Ben Mezrich: The Accidental Billionaires

Ben Mezrich: The Accidental Billionaires

When Edmund Morris, a Pulitzer-winning writer and biographer of Theodore Roosevelt, essentially punted the task of producing a book about then-President Ronald Reagan by fictionalizing his own pursuit of the man, he opened a can of worms for non-fiction writing in general, and for chroniclers of current events in particular. Raked over the coals at the time for mingling fact and fancy in an effort to portray an unknowable subject, Morris’ Dutch: A Memoir Of Ronald Reagan has quietly become the model text for a new generation of writers producing sensationalist “non-fiction” and hoping for a breakout hit.

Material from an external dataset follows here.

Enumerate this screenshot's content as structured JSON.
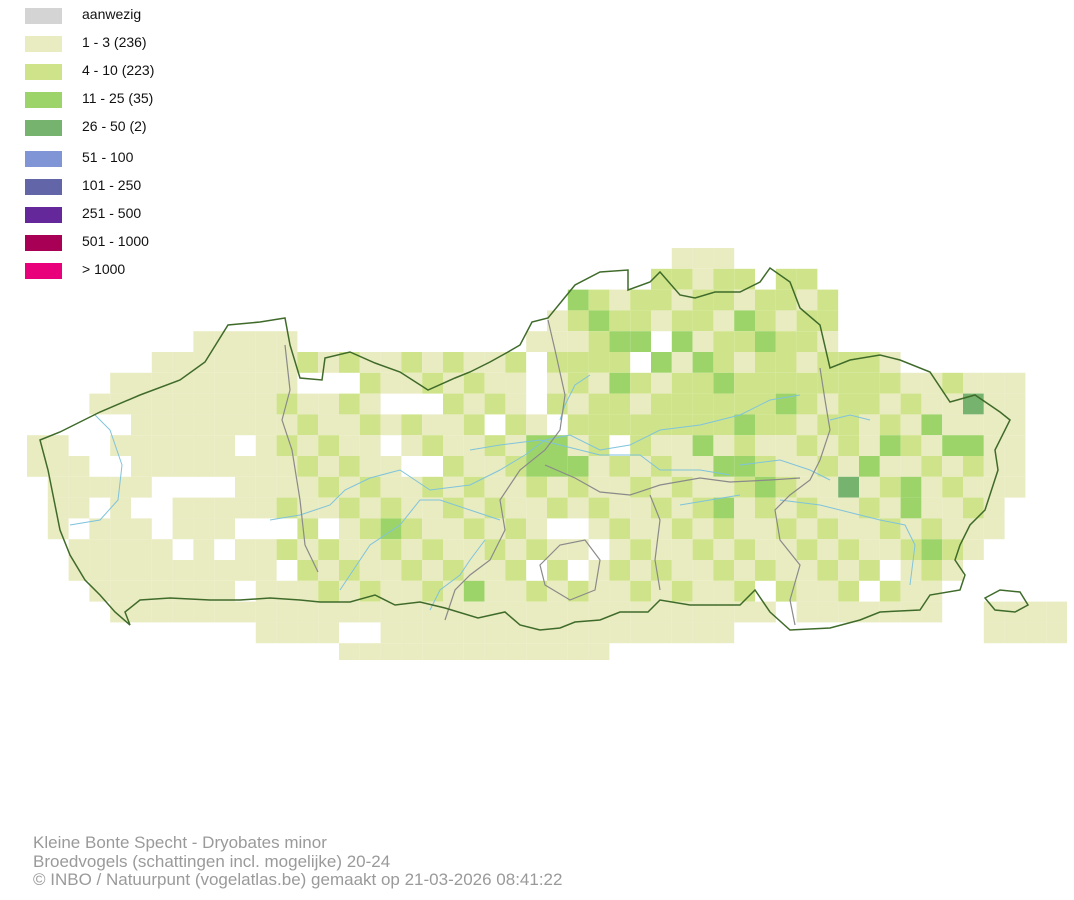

Witness The Accidental Billionaires: The Founding Of Facebook—A Tale Of Sex, Money, Genius, And Betrayal, Ben Mezrich’s attempt to cash in on the Facebook phenomenon. Former genre-fiction writer Mezrich has made several runs at the market with books whose subtitles begin “The True Story Of” and continue with Mad Lib variations on “Ivy League,” “Casino,” “Millions,” “Markets,” “Wall Street,” and “Whiz Kid.” Mining his Harvard background once again, he weaves the story of Facebook’s origins as an idea for a hotornot.com-style dating website—but exclusive to the campus, like the university’s elite social clubs—into a hyperbolic techno-capitalist romance novel, complete with faithless lovers, spurned suitors, and jilted spouses. Mezrich’s chief informant is Eduardo Saverin, one of Mark Zuckerberg’s original partners in the creation of what was then thefacebook.com. But Saverin’s bitterness over what he perceives as a calculated campaign to devalue his stake in the company and write him out of the origin story soaks the whole book in self-pity. Maybe programmer Zuckerberg is the cool, heartless opportunist Mezrich paints him as; maybe he did screw over every friend he ever had in the quest to be seen as the absolute monarch of Facebook. But since Zuckerberg declined to be interviewed for the book, Mezrich has a chance to portray himself as the reluctant truth-teller, clucking over Zuckerberg’s alleged malfeasance while cackling with glee over each juicy morsel of betrayal.

There’s a fascinating book in Facebook’s origins, no doubt—one that explores the near-instantaneous transformation of undergraduates to captains of industry and helps us understand why the world was ready for the kind of social networking Facebook was designed to facilitate. But Mezrich doesn’t want to write it. He wants to start every chapter with an overbaked recreation (“Tyler felt his fingers whiten against the crystal flute of champagne…”) and spice up the saga of stock options with metaphors right out of Creative Writing 101. (“He forced his pulse to return to a steady beat, like the steady bytes and bits of a processing computer hard drive.”) In the end, Mezrich seems to have gotten what he wanted; his extended-movie-treatment of a book was optioned for the big screen before it hit bookstore shelves. Meanwhile, the opportunity to illuminate this cornerstone phenomenon of Web 2.0 goes back into cold storage, waiting for a writer with faith in his material rather than his own creative pretensions.